The European Court of Auditors said membership of Turkish organisations advocating for rights fell from 200,096 in 2015 to 50,598 in 2016.
That the reformists are vulnerable has been obvious since the beginning. Their names and affiliations were registered by the state and could be used in crackdowns as the regime’s character changed. Official narratives that demonised the targets were successfully spread with the help of the pro-government media.
As the crackdown continues against journalists, Kurds, academics, Gulenist grass-roots families and independent-minded reformists were all left with what is the silent approval of the masses and, sometimes, crocodile tears for those being targeted.

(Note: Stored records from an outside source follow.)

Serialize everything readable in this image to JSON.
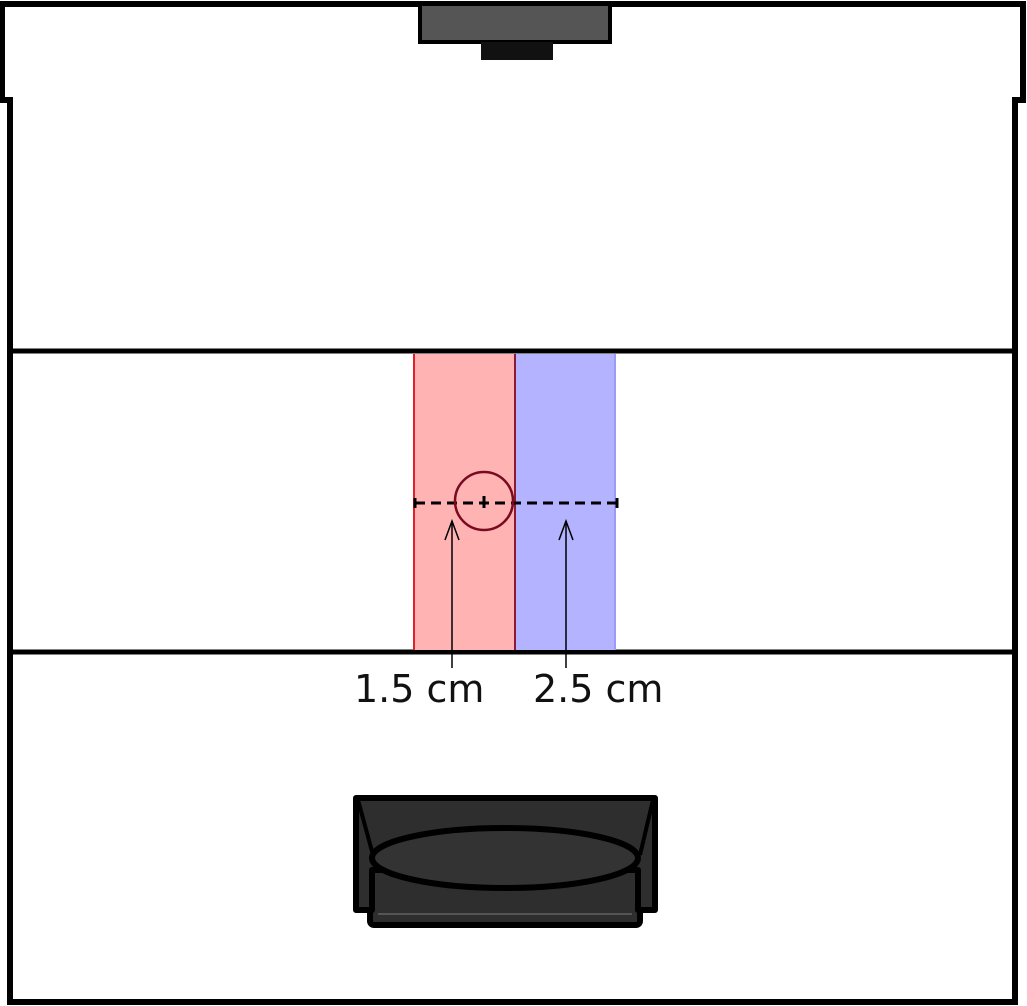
{
  "diagram": {
    "labels": {
      "left_width": "1.5 cm",
      "right_width": "2.5 cm"
    },
    "colors": {
      "outline": "#000000",
      "left_zone_fill": "#ffb3b3",
      "left_zone_edge": "#e0202a",
      "right_zone_fill": "#b3b3ff",
      "right_zone_edge": "#9a9aff",
      "divider": "#8b1a3a",
      "device_body": "#2e2e2e",
      "device_top": "#555555"
    },
    "icons": {
      "top_device": "overhead-light-icon",
      "bottom_device": "sensor-device-icon"
    }
  }
}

The arrest of leftist-philanthropist Osman Kavala and the retreat of the George Soros-backed Open Society Foundation were early signs of Erdogan’s plans to copy Russian President Vladimir Putin with respect to Western-funded NGOs. Reports in pro-government media openly target German foundations such as the liberal Friedrich-Naumann Stiftung.
Also in the crosshairs are the few remaining Turkish civil society groups — Hrant Dink Foundation and the Platform for Independent Journalism (P24).
The Gezi protests were depicted as an uprising against the government. The indictment prepared by prosecutors is reported to be more than 1,000 pages long and 120 civil society figures are already charged. At least 600 more are to be deemed suspects. It is possible that the regime plans further action against other civil society targets as well. Turkey’s free society is disappearing into a sarcophagus.
Yavuz Baydar is a senior Turkish columnist, and news analyst. A founding member of the Platform for Independent Journalism (P24) in Istanbul, he has been reporting on Turkey and monitoring media issues since 1980. A European Press Prize Laureate in 2014, he is also the winner of Germany's 'Journalistenpreis' in 2018.